Jae-Yeol Kim, Hyuk-Yoon Kwon

Published: 2024, Last Modified: 19 Feb 2025IEEE Trans. Ind. Informatics 2024EveryoneRevisionsBibTeXCC BY-SA 4.0

Abstract: Deep learning (DL)-based threat classification has been investigated for effective analysis of threat events to minimize the human's resources in security operation centers (SOC). However, human-labeling (HL) by SOC security analysts is still necessary for accurate classification and responses to the unknown threat events or new threat trends. This labeling process consumes significant time and effort, posing limitations in constructing an efficient SOC response system, especially for immediate responses to newly generated large-scale threats. To address this, we propose a new self-training method of threat classification model, PLC-TPA. We present a self-training pipeline based on pseudo-labeling with confidence (PLC) for automatic labeling of newly captured threats.

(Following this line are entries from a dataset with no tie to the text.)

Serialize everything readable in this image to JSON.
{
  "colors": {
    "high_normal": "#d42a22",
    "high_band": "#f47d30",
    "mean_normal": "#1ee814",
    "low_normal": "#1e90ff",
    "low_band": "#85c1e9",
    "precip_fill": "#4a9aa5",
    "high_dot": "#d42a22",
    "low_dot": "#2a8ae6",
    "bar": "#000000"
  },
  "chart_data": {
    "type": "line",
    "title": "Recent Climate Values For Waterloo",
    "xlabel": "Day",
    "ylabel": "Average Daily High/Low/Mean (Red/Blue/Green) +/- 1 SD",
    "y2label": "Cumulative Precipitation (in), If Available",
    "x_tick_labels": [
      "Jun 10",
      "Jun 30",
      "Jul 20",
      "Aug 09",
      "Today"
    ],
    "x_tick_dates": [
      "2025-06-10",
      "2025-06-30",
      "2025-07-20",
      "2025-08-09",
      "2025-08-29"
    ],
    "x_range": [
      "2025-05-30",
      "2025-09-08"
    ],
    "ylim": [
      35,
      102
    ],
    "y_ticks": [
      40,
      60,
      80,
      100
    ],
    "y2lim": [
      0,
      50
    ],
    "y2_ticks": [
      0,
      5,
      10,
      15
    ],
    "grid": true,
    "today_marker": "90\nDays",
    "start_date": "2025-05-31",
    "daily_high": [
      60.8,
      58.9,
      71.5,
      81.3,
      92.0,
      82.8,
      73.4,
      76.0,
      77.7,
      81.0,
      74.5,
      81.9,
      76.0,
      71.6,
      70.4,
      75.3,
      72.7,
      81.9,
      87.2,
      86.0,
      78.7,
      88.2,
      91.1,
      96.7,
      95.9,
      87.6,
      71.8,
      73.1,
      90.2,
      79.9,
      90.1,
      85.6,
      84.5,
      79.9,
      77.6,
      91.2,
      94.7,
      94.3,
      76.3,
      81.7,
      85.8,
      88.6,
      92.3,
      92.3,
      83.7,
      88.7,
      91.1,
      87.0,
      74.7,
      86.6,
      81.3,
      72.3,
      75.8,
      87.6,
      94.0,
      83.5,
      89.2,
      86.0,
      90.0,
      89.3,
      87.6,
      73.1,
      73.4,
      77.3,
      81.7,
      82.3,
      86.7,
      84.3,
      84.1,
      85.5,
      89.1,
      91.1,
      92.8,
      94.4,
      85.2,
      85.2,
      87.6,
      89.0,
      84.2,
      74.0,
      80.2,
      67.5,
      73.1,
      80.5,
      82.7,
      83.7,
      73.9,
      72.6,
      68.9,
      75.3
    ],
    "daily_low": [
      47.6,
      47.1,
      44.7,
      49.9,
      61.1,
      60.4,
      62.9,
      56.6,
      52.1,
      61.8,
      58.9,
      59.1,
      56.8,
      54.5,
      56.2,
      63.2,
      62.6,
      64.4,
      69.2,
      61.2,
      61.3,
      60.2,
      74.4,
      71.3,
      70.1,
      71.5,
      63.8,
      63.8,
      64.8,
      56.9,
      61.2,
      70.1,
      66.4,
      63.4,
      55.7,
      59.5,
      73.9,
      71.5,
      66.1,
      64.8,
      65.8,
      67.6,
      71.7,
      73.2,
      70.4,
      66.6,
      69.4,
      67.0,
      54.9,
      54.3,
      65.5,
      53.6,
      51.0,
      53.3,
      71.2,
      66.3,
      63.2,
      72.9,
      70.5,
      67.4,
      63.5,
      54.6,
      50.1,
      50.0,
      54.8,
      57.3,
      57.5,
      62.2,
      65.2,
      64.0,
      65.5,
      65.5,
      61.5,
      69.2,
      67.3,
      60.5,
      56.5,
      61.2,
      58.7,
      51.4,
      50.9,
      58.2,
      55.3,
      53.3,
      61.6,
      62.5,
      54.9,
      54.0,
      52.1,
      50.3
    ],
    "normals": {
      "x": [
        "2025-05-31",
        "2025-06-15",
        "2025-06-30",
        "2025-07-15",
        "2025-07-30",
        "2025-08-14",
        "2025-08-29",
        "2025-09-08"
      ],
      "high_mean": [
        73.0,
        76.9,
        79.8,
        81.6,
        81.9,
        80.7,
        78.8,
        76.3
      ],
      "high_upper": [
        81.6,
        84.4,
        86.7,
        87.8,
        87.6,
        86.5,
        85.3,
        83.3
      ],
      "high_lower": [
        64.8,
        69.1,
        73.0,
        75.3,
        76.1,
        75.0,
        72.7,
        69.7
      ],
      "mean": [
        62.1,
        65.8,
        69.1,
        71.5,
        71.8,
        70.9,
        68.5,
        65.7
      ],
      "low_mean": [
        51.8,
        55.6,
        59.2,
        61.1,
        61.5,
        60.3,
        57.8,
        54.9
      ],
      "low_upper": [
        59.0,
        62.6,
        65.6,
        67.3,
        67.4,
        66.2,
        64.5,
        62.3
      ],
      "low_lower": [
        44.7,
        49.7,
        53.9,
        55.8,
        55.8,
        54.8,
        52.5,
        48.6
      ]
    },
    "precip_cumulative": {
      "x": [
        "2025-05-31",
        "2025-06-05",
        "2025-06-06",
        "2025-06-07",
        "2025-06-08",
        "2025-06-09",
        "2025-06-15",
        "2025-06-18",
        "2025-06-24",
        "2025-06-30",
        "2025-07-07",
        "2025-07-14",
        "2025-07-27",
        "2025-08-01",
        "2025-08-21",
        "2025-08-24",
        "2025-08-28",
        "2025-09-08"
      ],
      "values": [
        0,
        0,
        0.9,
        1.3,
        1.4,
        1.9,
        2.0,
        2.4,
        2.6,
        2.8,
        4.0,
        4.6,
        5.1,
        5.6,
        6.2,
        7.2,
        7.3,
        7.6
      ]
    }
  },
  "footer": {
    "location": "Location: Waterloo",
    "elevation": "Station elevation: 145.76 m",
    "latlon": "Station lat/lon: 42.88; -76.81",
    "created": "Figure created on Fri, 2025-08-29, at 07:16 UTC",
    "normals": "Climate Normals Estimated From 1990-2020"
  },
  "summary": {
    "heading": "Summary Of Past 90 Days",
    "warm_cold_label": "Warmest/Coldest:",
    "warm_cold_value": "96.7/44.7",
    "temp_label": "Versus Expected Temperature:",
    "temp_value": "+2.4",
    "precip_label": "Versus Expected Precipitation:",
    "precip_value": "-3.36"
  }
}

To resolve the class imbalance during self-training, we present a novel threat-payload centric augmentation (TPA) method considering threat-payload characteristics. Through extensive experiments, we show that PLC-TPA achieves a high accuracy of threat classification about 0.973 to 0.988 of F1-score, which improves other self-training methods by 10.9% to 13.4%. Notably, PLC-TPA performs comparable even to HL with significantly faster response times. These findings suggest substantial improvements in DL-based SOC environments with the proposed PLC-TPA. PLC-TPA also outperforms the existing methods by 8.3% to 17.4% in comparative experiments.